Forbes rank: Jaime Zóbel de Ayala and family were ranked #5 on the Forbes Philippines’ 50 Richest list earlier this year. At the time, their net worth was pegged at $3.7B.
How they’re investing in tech: Ayala Corporation is a principal shareholder in Globe Telecom, which operates Kickstart Ventures as a corporate venture capital arm. Kickstart has invested in 19 companies across Southeast Asia, including participation in a $5M Series A to Filipino bitcoin wallet Coins.ph.

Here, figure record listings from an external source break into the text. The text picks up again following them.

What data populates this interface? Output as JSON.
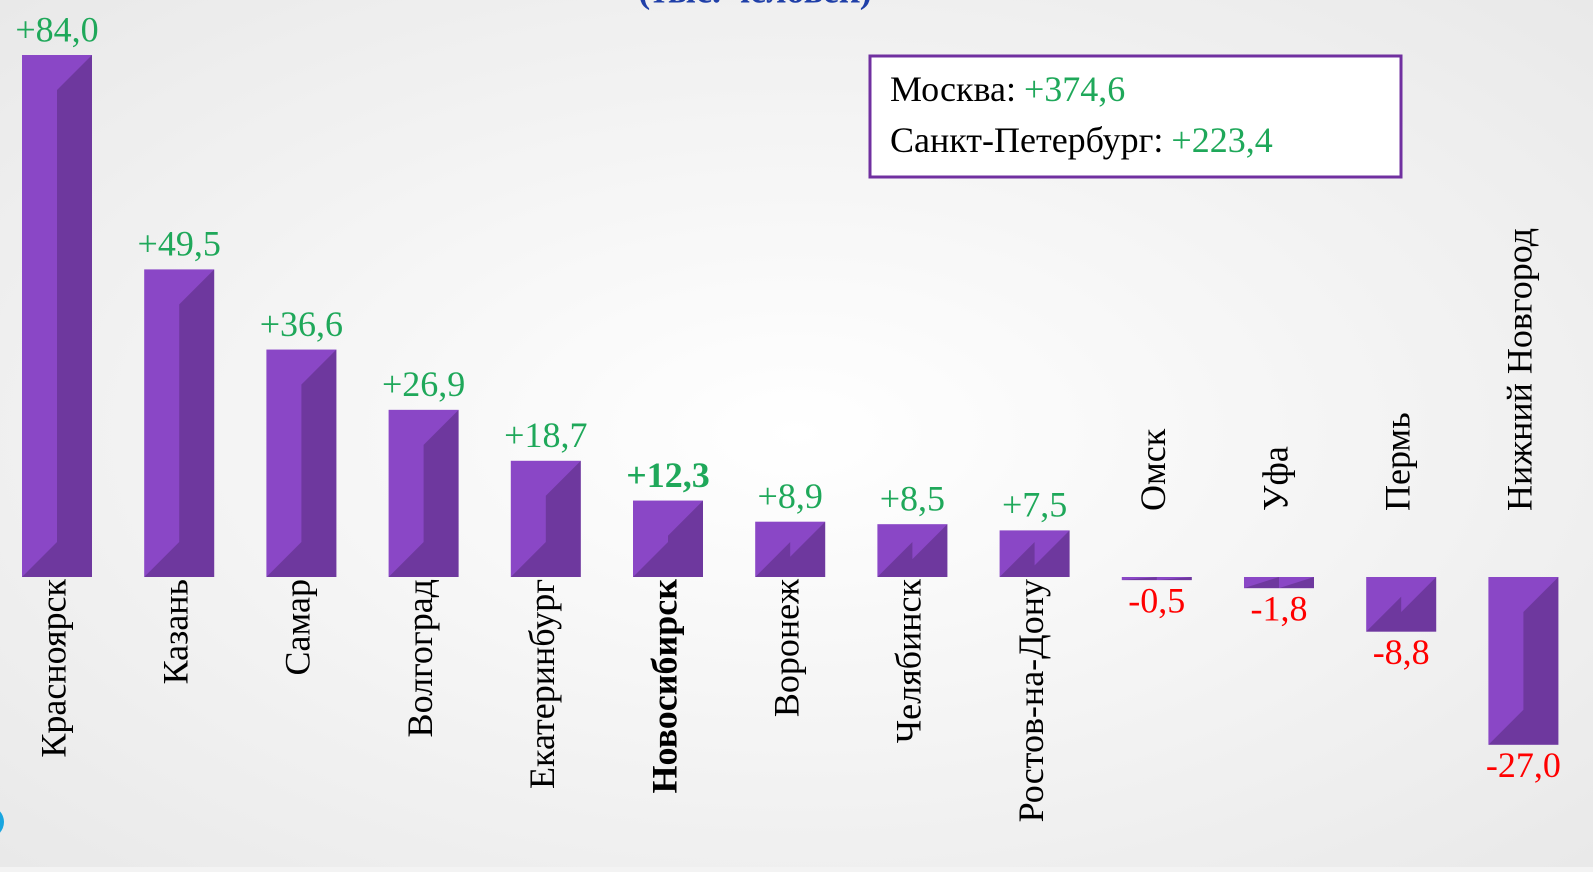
{
  "chart_data": {
    "type": "bar",
    "subtitle": "(тыс. человек)",
    "categories": [
      "Красноярск",
      "Казань",
      "Самар",
      "Волгоград",
      "Екатеринбург",
      "Новосибирск",
      "Воронеж",
      "Челябинск",
      "Ростов-на-Дону",
      "Омск",
      "Уфа",
      "Пермь",
      "Нижний Новгород"
    ],
    "values": [
      84.0,
      49.5,
      36.6,
      26.9,
      18.7,
      12.3,
      8.9,
      8.5,
      7.5,
      -0.5,
      -1.8,
      -8.8,
      -27.0
    ],
    "value_labels": [
      "+84,0",
      "+49,5",
      "+36,6",
      "+26,9",
      "+18,7",
      "+12,3",
      "+8,9",
      "+8,5",
      "+7,5",
      "-0,5",
      "-1,8",
      "-8,8",
      "-27,0"
    ],
    "color": "#8a47c6",
    "positive_label_color": "#1fa85a",
    "negative_label_color": "#ff0000",
    "highlight": "Новосибирск",
    "annotations": [
      {
        "label": "Москва:",
        "value_label": "+374,6"
      },
      {
        "label": "Санкт-Петербург:",
        "value_label": "+223,4"
      }
    ]
  }
}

Ayala Corporation also invests in startups directly. It took a minority stake in Globe Telecom-owned Mynt along with Ant Financial Services in Q1’17. In the same month, Ayala, Kickstart Ventures, and BPI Capital (the investment banking subsidiary of the Bank of the Philippine Islands) came together to take a 49% corporate minority stake in fashion and footwear e-commerce site Zalora Philippines.
6. The Hamami Family
What they do: Achmad Hamami owns heavy equipment conglomerate PT Tiara Marga Trakindo. His son, Muki Hamami, currently serves as its director. Hamami also owns Trakindo Utama, the Caterpillar distributor in Indonesia,
Forbes rank: In recent years, Achmad’s rank has dropped. However, he is still among the 50 richest in Indonesia, ranking #38 in 2016.
How they’re investing in tech: In June, the Hamami family invested in an angel round to Malaysian health tech startup BookDoc.
7. Eduardo Saverin
What they do: Eduardo Saverin cofounded Facebook with Mark Zuckerberg in 2004. Now a venture capitalist, the bulk of Saverin’s wealth still comes from his minority stake in Facebook.
He relocated to Singapore in 2009, and gave up his US citizenship in 2011.
Forbes rank: In 2017, Saverin was ranked #2 on the Forbes Sinapore’s 50 Richest list.
How they’re investing in tech: Independently, Eduardo Saverin has made 8 investments across 7 private companies in the region. His bets include participation in online grocer RedMart‘s $23M Series B in Q3’14. The startup was later acquired by Alibaba-owned Lazada in 2016.
Eduardo also launched B Capital Group in 2016, a $143M fund that focuses on helping B2B and B2B2C startups scale globally. To date, the fund has made two investments in Southeast Asia: it participated in Singaporean logistics company Ninja Van’s $30M Series B in Q2’16, as well as in employee wellness marketplace CXA’s $25M Series B in Q1’17.
8. The Chirathivat Family
What they do: The Chirathivat family runs Central Group, Thailand’s largest mall developer. The group is run by Tos Chirathivat, who is the grandson of the group’s founder.
Forbes rank: In 2017, the Chirathivat family was ranked #3 on Forbes Thailand’s 50 Richest list, with a net worth of $15.3B.
How they’re investing in tech: Chinese giant JD.com has entered into a joint venture with Central Group in order to launch an e-commerce site in Thailand.